On 4/6/2017, Shares of LaSalle Hotel Properties (NYSE:LHO) closed at $28.93 in last trading day. After noting the initial trading entry at $28.53, it reached to a day’s high of $28.95 and moved to a day’s low of $28.24. The recent daily volume was 980.71 thousand as contrast to it’s an average volume of 1.5 million.
The last close of the LaSalle Hotel Properties stock reflects that it traded -0.22% from its 50-day moving average of $29.00. The stock traded above +3.32% to its 200-day MA of $28.00. Furthermore, it moved lower -9.22% from its 52-week high of $31.87 and +34.18% up from $21.56, which is 52-week low of the stock.
LaSalle Hotel Properties’s (LHO) moved with shift of -0.03% in the past week. Over the last three months, the shares of the company have changed -3.02% and performed 25.48% over the last six months. The stock currently has Monthly Volatility of 2.18% and Weekly Volatility of 2.51%.
April 3, 2017 LaSalle Hotel Properties (LHO) announced it has sold two hotel assets and is under contract to sell a third hotel for a combined $218.9 million of proceeds:
Lansdowne Resort for $133.0 million. The Company acquired the resort in June 2003 for $115.8 million.
Alexis Hotel for $71.6 million. The Company acquired the hotel in June 2006 for $38.0 million.
Hotel Triton is under contract for $14.25 million. The Company expects the sale to close in April 2017. The Company acquired the hotel in August 2013 for $10.9 million.
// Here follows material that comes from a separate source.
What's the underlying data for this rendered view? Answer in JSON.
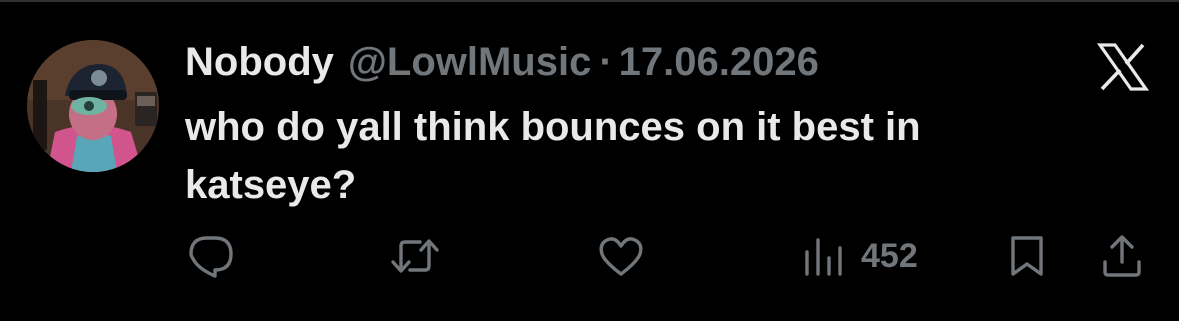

The Company will use proceeds from the asset sales to redeem the $68.8 million outstanding of 7.5 percent Series H Preferred Shares and for general corporate purposes. The Preferred Share redemption will close on May 4, 2017.
Francesca’s Holdings Corporation (NASDAQ:FRAN) finalized the last transaction at value of $14.74, with a daily change of +4.02% or +0.57 points. The company maintained volume of 929.5 thousand shares. In past trading day, the stock hit the maximum price of $14.92 and touched to minimum value of $14.25. It has a market cap of $ 553.35M.
As of last trade close, the stock is trading downside -34.17% from its one year high of $22.39 and moved +51.18% upward from $9.75, which is one year low of the stock.
The stock traded below -9.77% from its 50-day moving average of $16.34. Furthermore, the stock moved -13.70% to its 200-day MA of $ 17.08.
During the last month, Francesca’s Holdings Corporation’s (FRAN) has changed -11.15% and performed -7.76% over the last 6 months. The mean rating score for this stock is at 3.10. This rating scale contains from 1 to 5 with 5 representing a Strong Sell, 1 signifying a Strong Buy and 3 demonstrating a Hold. The Volatility was noted at 4.46% in recent month and observed Weekly Volatility of 5.11%.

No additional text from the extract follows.